The mammography benefits that were supposedly found during these trials were prior to the era of modern breast cancer treatment, in which the prognosis of women with breast cancer has improved significantly from even two decades ago. The expert panel questioned:
“Could the modest benefit of mammography screening in terms of breast-cancer mortality that was shown in trials initiated between 1963 and 1991 still be detected in a trial conducted today?”
2. The Benefits Did Not Clearly Outweigh the Harms
The experts noted they were “struck by how nonobvious it was that the benefits of mammography screening outweighed the harms.”
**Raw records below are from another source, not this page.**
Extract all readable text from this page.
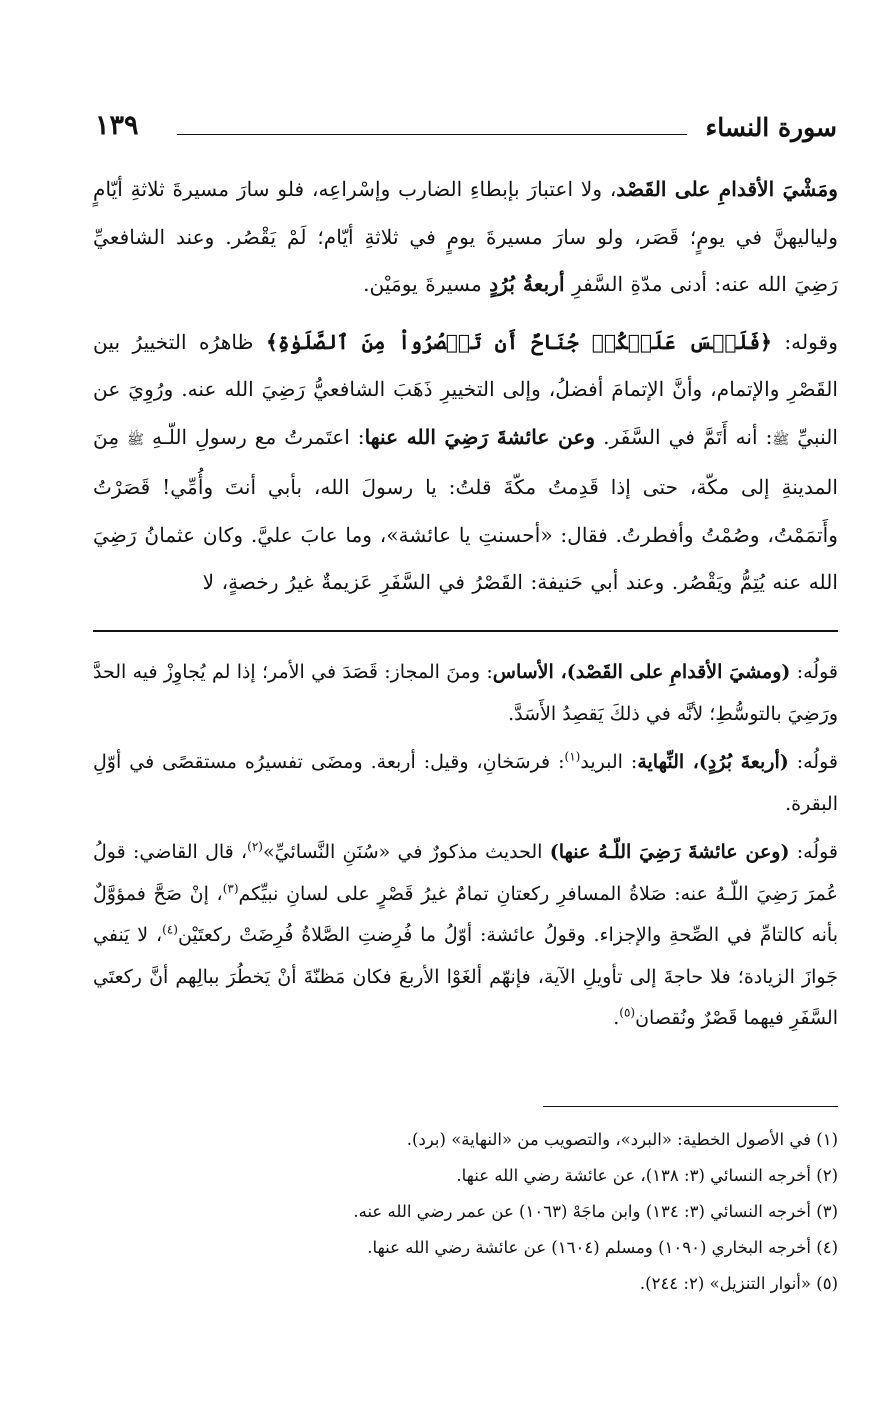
سورة النساء
١٣٩

ومَشْيَ الأقدامِ على القَصْد، ولا اعتبارَ بإبطاءِ الضارب وإسْراعِه، فلو سارَ مسيرةَ ثلاثةِ أيّامٍ ولياليهنَّ في يومٍ؛ قَصَر، ولو سارَ مسيرةَ يومٍ في ثلاثةِ أيّام؛ لَمْ يَقْصُر. وعند الشافعيِّ رَضِيَ الله عنه: أدنى مدّةِ السَّفرِ أربعةُ بُرُدٍ مسيرةَ يومَيْن.

وقوله: ﴿فَلَيۡسَ عَلَيۡكُمۡ جُنَاحٌ أَن تَقۡصُرُواْ مِنَ ٱلصَّلَوٰةِ﴾ ظاهرُه التخييرُ بين القَصْرِ والإتمام، وأنَّ الإتمامَ أفضلُ، وإلى التخييرِ ذَهَبَ الشافعيُّ رَضِيَ الله عنه. ورُوِيَ عن النبيِّ ﷺ: أنه أَتَمَّ في السَّفَر. وعن عائشةَ رَضِيَ الله عنها: اعتَمرتُ مع رسولِ اللّـهِ ﷺ مِنَ المدينةِ إلى مكّة، حتى إذا قَدِمتُ مكّةَ قلتُ: يا رسولَ الله، بأبي أنتَ وأُمِّي! قَصَرْتُ وأَتمَمْتُ، وصُمْتُ وأفطرتُ. فقال: «أحسنتِ يا عائشة»، وما عابَ عليَّ. وكان عثمانُ رَضِيَ الله عنه يُتِمُّ ويَقْصُر. وعند أبي حَنيفة: القَصْرُ في السَّفَرِ عَزيمةٌ غيرُ رخصةٍ، لا

قولُه: (ومشيَ الأقدامِ على القَصْد)، الأساس: ومنَ المجاز: قَصَدَ في الأمر؛ إذا لم يُجاوِزْ فيه الحدَّ ورَضِيَ بالتوسُّطِ؛ لأنَّه في ذلكَ يَقصِدُ الأَسَدَّ.

قولُه: (أربعةَ بُرُدٍ)، النِّهاية: البريد$^{(١)}$: فرسَخانِ، وقيل: أربعة. ومضَى تفسيرُه مستقصًى في أوّلِ البقرة.

قولُه: (وعن عائشةَ رَضِيَ اللّـهُ عنها) الحديث مذكورٌ في «سُنَنِ النَّسائيِّ»$^{(٢)}$، قال القاضي: قولُ عُمرَ رَضِيَ اللّـهُ عنه: صَلاةُ المسافرِ ركعتانِ تمامٌ غيرُ قَصْرٍ على لسانِ نبيِّكم$^{(٣)}$، إنْ صَحَّ فمؤوَّلٌ بأنه كالتامِّ في الصِّحةِ والإجزاء. وقولُ عائشة: أوّلُ ما فُرِضتِ الصَّلاةُ فُرِضَتْ ركعتَيْن$^{(٤)}$، لا يَنفي جَوازَ الزيادة؛ فلا حاجةَ إلى تأويلِ الآية، فإنهّم ألغَوْا الأربعَ فكان مَظنّةَ أنْ يَخطُرَ ببالِهم أنَّ ركعتَي السَّفَرِ فيهما قَصْرٌ ونُقصان$^{(٥)}$.

(١) في الأصول الخطية: «البرد»، والتصويب من «النهاية» (برد).
(٢) أخرجه النسائي (٣: ١٣٨)، عن عائشة رضي الله عنها.
(٣) أخرجه النسائي (٣: ١٣٤) وابن ماجَهْ (١٠٦٣) عن عمر رضي الله عنه.
(٤) أخرجه البخاري (١٠٩٠) ومسلم (١٦٠٤) عن عائشة رضي الله عنها.
(٥) «أنوار التنزيل» (٢: ٢٤٤).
They cited a recent study published in British Medical Journal (BMJ)3 — one of the largest and longest studies of mammography to date — involving 90,000 women followed for 25 years. It found that mammograms have absolutely NO impact on breast cancer mortality.
Over the course of the study, the death rate from breast cancer was virtually identical between those who received an annual mammogram and those who did not, while 22 percent of screen-detected invasive breast cancers were over-diagnosed, leading to unnecessary treatment. The experts noted:
“This means that 106 of the 44,925 healthy women in the screening group were diagnosed with and treated for breast cancer unnecessarily, which resulted in needless surgical interventions, radiotherapy, chemotherapy, or some combination of these therapies.”
A Cochrane Collaboration review also found no evidence that mammography screening has an effect on overall mortality,4 which, taken together, seriously calls into question whether mammography screening really benefits women. According to the authors of the Cochrane review:
“If we assume that screening reduces breast cancer mortality by 15% and that overdiagnosis and overtreatment is at 30%, it means that for every 2000 women invited for screening throughout 10 years, one will avoid dying of breast cancer and 10 healthy women, who would not have been diagnosed if there had not been screening, will be treated unnecessarily.